Each candidate fact lands in one of three states:

  • Strong — pattern repeats 5+ times across 2+ sessions with no contradicting signal. Promote to L2 immediately, importance 0.9+, full weight in prediction.
  • Tentative — 1–2 session pattern or weak signal. Promote to L2 with importance 0.4–0.6. Still feeds prediction, but at reduced weight; flagged in the user-facing view.
  • Candidate — single occurrence. Held in a staging queue. If more evidence accumulates within 14 days, promote; otherwise discard.

The agent calling the prediction surface always sees the tier (via importance) and can route accordingly.

Behavioral decay

A fact's confidence is not static. Whenever a prediction grounded on a fact is contradicted by the user's actual response, the cited fact takes a confidence hit. Whenever it is confirmed, it gains. Below a threshold, facts are auto-archived without user intervention. This is the silent garbage collector that makes auto-promotion safe — the system keeps grooming itself against ground truth.

Read-and-correct, not review-and-approve

The user can open the markdown view at any time and delete or edit anything.

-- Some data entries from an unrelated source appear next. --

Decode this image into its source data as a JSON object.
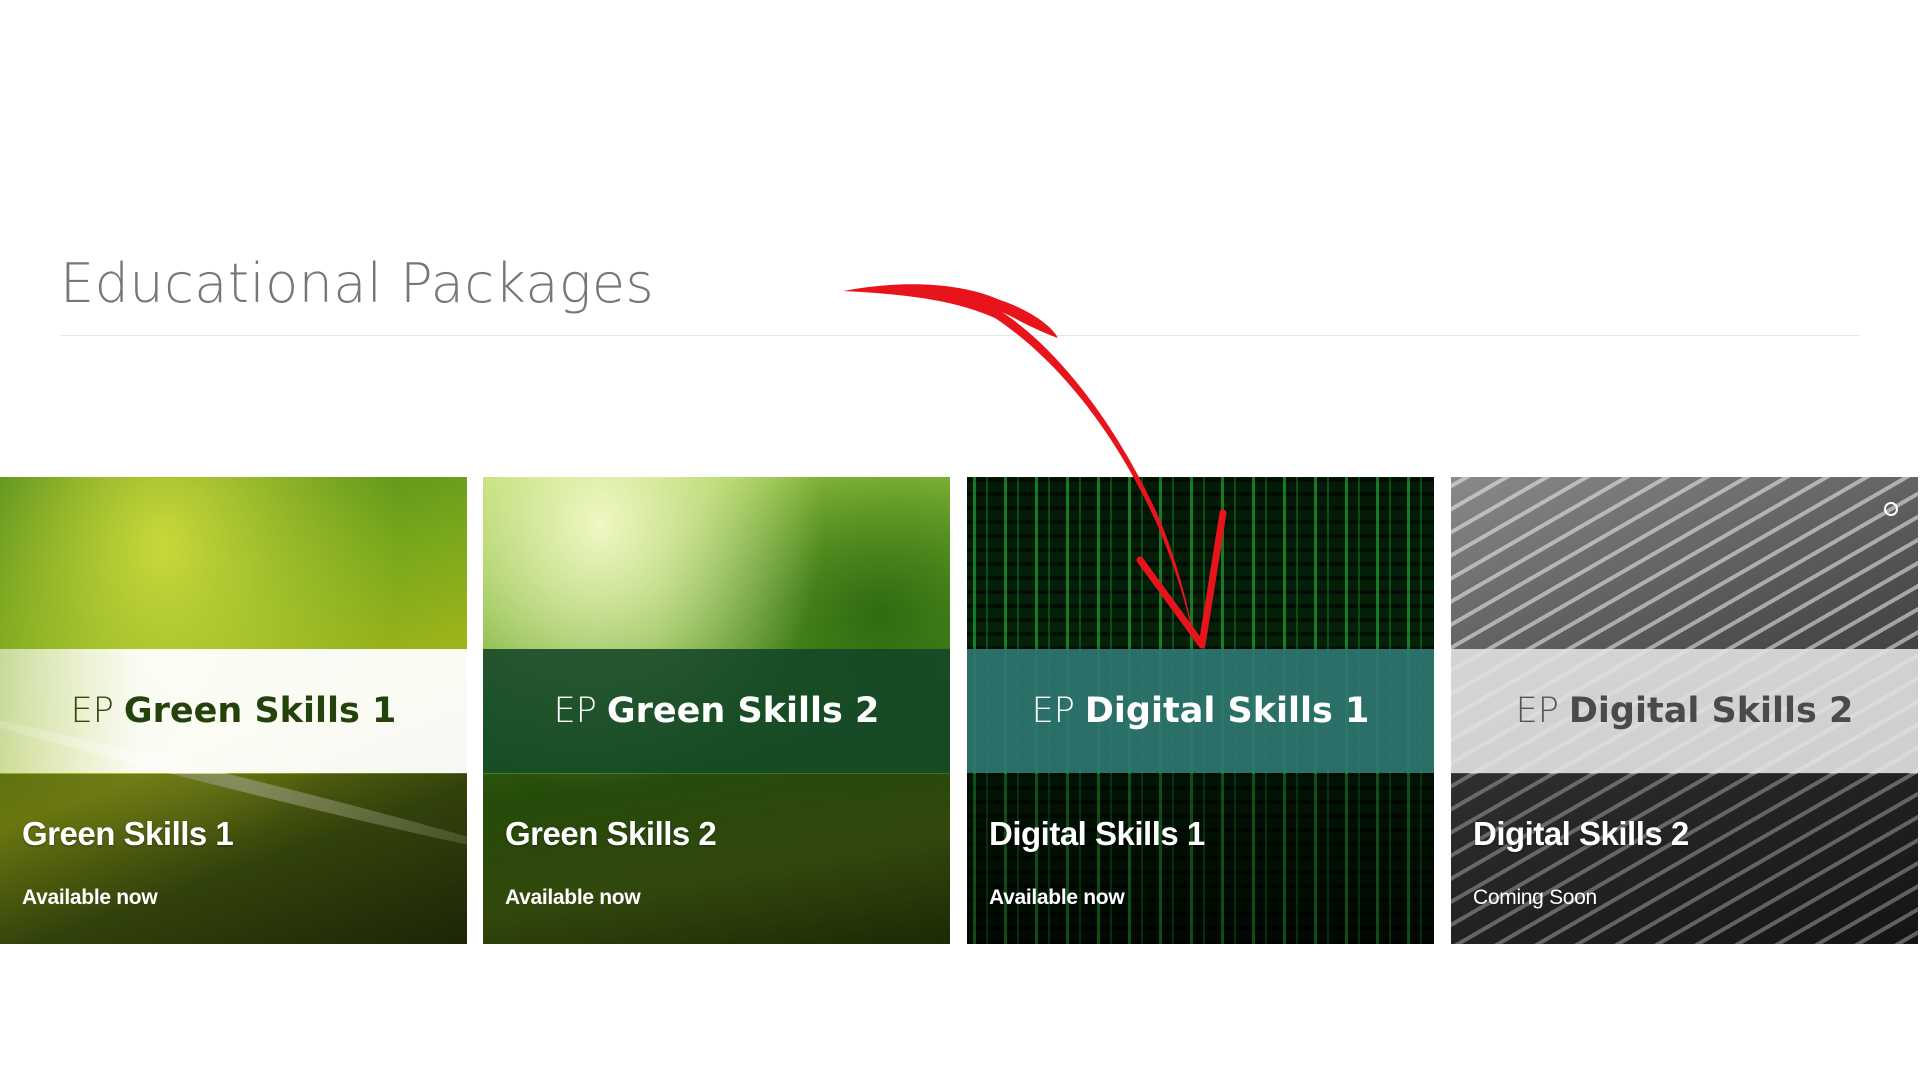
{
  "section": {
    "title": "Educational Packages"
  },
  "cards": [
    {
      "band_prefix": "EP",
      "band_name": "Green Skills 1",
      "title": "Green Skills 1",
      "status": "Available now"
    },
    {
      "band_prefix": "EP",
      "band_name": "Green Skills 2",
      "title": "Green Skills 2",
      "status": "Available now"
    },
    {
      "band_prefix": "EP",
      "band_name": "Digital Skills 1",
      "title": "Digital Skills 1",
      "status": "Available now"
    },
    {
      "band_prefix": "EP",
      "band_name": "Digital Skills 2",
      "title": "Digital Skills 2",
      "status": "Coming Soon"
    }
  ],
  "colors": {
    "title_gray": "#777777",
    "green_skills_1_band": "#ffffff",
    "green_skills_2_band": "#124628",
    "digital_skills_1_band": "#2e7670",
    "digital_skills_2_band": "#e1e1e1",
    "annotation_arrow": "#e8141c"
  },
  "annotation": {
    "icon": "red-arrow-icon",
    "points_to": "Digital Skills 1"
  }
}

One click to remove a wrong fact triggers a cascade re-compile. The user's role is agency at the edges, not gatekeeper of the flow. They are not required to act for the system to work; they retain full power to correct it when they choose to.

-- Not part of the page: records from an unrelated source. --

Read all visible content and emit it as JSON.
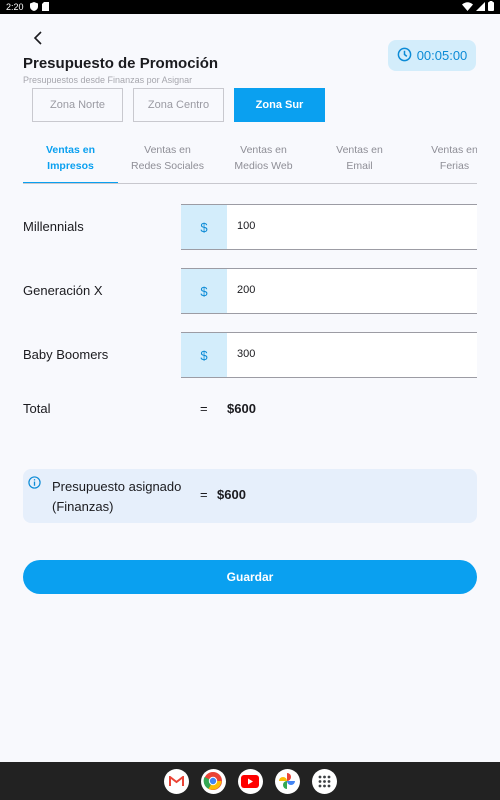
{
  "status_bar": {
    "time": "2:20"
  },
  "header": {
    "title": "Presupuesto de Promoción",
    "subtitle": "Presupuestos desde Finanzas por Asignar",
    "timer": "00:05:00"
  },
  "zones": [
    {
      "label": "Zona Norte",
      "active": false
    },
    {
      "label": "Zona Centro",
      "active": false
    },
    {
      "label": "Zona Sur",
      "active": true
    }
  ],
  "tabs": [
    {
      "line1": "Ventas en",
      "line2": "Impresos",
      "active": true
    },
    {
      "line1": "Ventas en",
      "line2": "Redes Sociales",
      "active": false
    },
    {
      "line1": "Ventas en",
      "line2": "Medios Web",
      "active": false
    },
    {
      "line1": "Ventas en",
      "line2": "Email",
      "active": false
    },
    {
      "line1": "Ventas en",
      "line2": "Ferias",
      "active": false
    }
  ],
  "rows": [
    {
      "label": "Millennials",
      "currency": "$",
      "value": "100"
    },
    {
      "label": "Generación X",
      "currency": "$",
      "value": "200"
    },
    {
      "label": "Baby Boomers",
      "currency": "$",
      "value": "300"
    }
  ],
  "total": {
    "label": "Total",
    "eq": "=",
    "value": "$600"
  },
  "info": {
    "label": "Presupuesto asignado (Finanzas)",
    "eq": "=",
    "value": "$600"
  },
  "save_label": "Guardar",
  "colors": {
    "accent": "#0aa0f0",
    "accent_light": "#d3edfb",
    "info_bg": "#e6effb"
  },
  "nav_apps": [
    "gmail-icon",
    "chrome-icon",
    "youtube-icon",
    "photos-icon",
    "app-drawer-icon"
  ]
}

Hard gates only at three edges

Three narrow cases keep their explicit gate:

  1. Sensitive categories — health, relationships, finances, religion. Auto-promotion is disabled; candidates stay candidates until the user explicitly promotes them.
  2. Direct contradictions of high-importance facts. A new candidate that contradicts an existing fact at importance ≥ 0.85 cannot auto-resolve. The user is prompted to pick which is true.
  3. Action-grounding facts. Facts whose primary use is to authorize Clone-mediated action on the user's behalf (e.g. "the user is OK with auto-replying to internal emails") require explicit confirmation regardless of confidence. Prediction-only facts do not.

These three together cover well under 10% of fact volume; the other 90%+ flows automatically.

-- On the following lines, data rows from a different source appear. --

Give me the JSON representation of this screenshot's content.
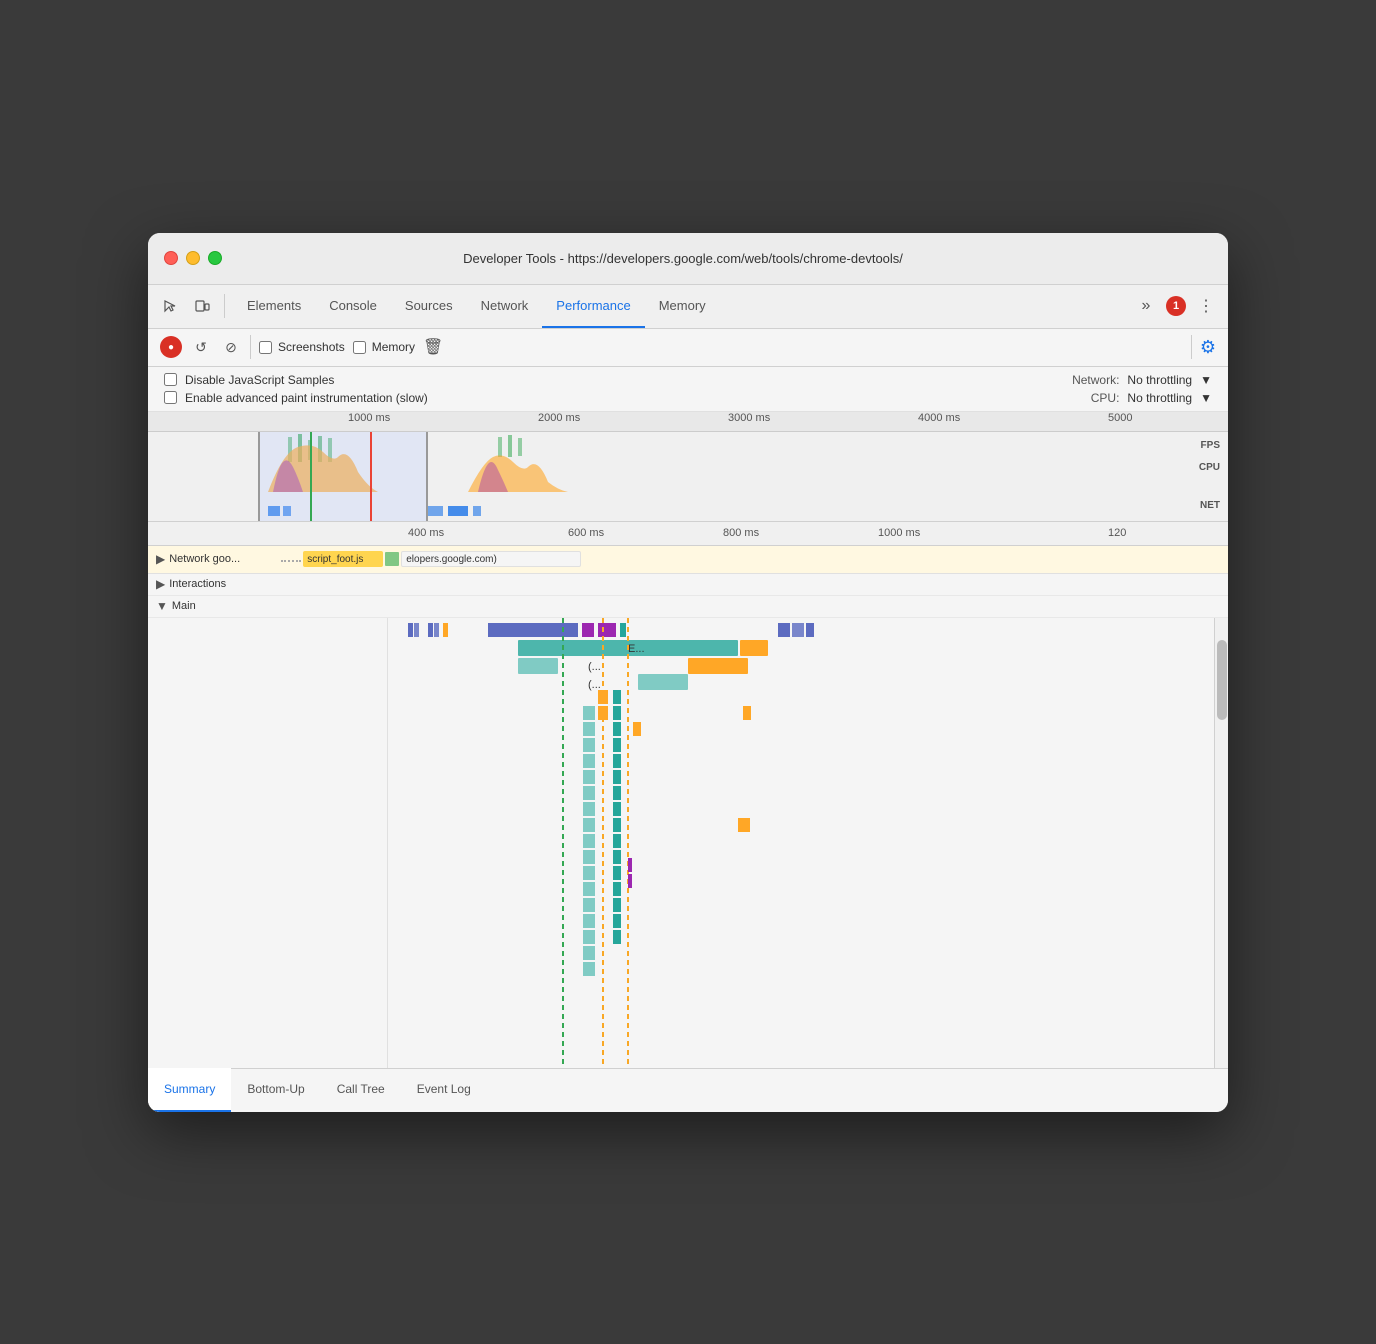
{
  "window": {
    "title": "Developer Tools - https://developers.google.com/web/tools/chrome-devtools/"
  },
  "nav": {
    "tabs": [
      {
        "id": "elements",
        "label": "Elements",
        "active": false
      },
      {
        "id": "console",
        "label": "Console",
        "active": false
      },
      {
        "id": "sources",
        "label": "Sources",
        "active": false
      },
      {
        "id": "network",
        "label": "Network",
        "active": false
      },
      {
        "id": "performance",
        "label": "Performance",
        "active": true
      },
      {
        "id": "memory",
        "label": "Memory",
        "active": false
      }
    ],
    "error_count": "1"
  },
  "toolbar": {
    "screenshots_label": "Screenshots",
    "memory_label": "Memory"
  },
  "settings": {
    "disable_js_samples": "Disable JavaScript Samples",
    "enable_paint": "Enable advanced paint instrumentation (slow)",
    "network_label": "Network:",
    "network_value": "No throttling",
    "cpu_label": "CPU:",
    "cpu_value": "No throttling"
  },
  "overview": {
    "time_marks": [
      "1000 ms",
      "2000 ms",
      "3000 ms",
      "4000 ms",
      "5000"
    ],
    "labels": [
      "FPS",
      "CPU",
      "NET"
    ]
  },
  "timeline": {
    "marks": [
      "400 ms",
      "600 ms",
      "800 ms",
      "1000 ms",
      "120"
    ],
    "network_label": "Network goo...",
    "interactions_label": "Interactions",
    "main_label": "Main"
  },
  "flame": {
    "items": [
      {
        "label": "E...",
        "color": "#4db6ac"
      },
      {
        "label": "(...",
        "color": "#ff9800"
      },
      {
        "label": "(...",
        "color": "#9c27b0"
      }
    ]
  },
  "bottom_tabs": [
    {
      "id": "summary",
      "label": "Summary",
      "active": true
    },
    {
      "id": "bottom-up",
      "label": "Bottom-Up",
      "active": false
    },
    {
      "id": "call-tree",
      "label": "Call Tree",
      "active": false
    },
    {
      "id": "event-log",
      "label": "Event Log",
      "active": false
    }
  ],
  "network_items": [
    {
      "label": "script_foot.js",
      "color": "#ffd54f"
    },
    {
      "label": "elopers.google.com)",
      "color": "#f5f5f5"
    }
  ]
}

Retrieval: stratified, not similarity-only

The prediction prompt has a finite token budget. A pure similarity-search retrieval ("nearest 10 facts to this prompt") fails the moment the user asks something off-pattern: every relevant fact gets crowded out by a single dominant theme, and the user's identity skeleton vanishes from the prompt. The architect-test for "does this system suffer from catastrophic forgetting?" is really asking "does retrieval silently drop the baseline?"

The answer is stratified retrieval:

  • Always-on baseline — the L3 soul card, plus the top N L2 facts by importance, regardless of the current query. This is the user's identity skeleton.
  • Dynamic block — the rest of the token budget filled by similarity-ranked L1 episodes and L0 raw rows within a recency window.

Token budget allocation goes baseline-first, dynamic-last. The baseline is not flexible; the dynamic block shrinks before the baseline does. This is what gives the layer its no-forgetting property in practice — the user's core is always present in every prediction, no matter what the user asks.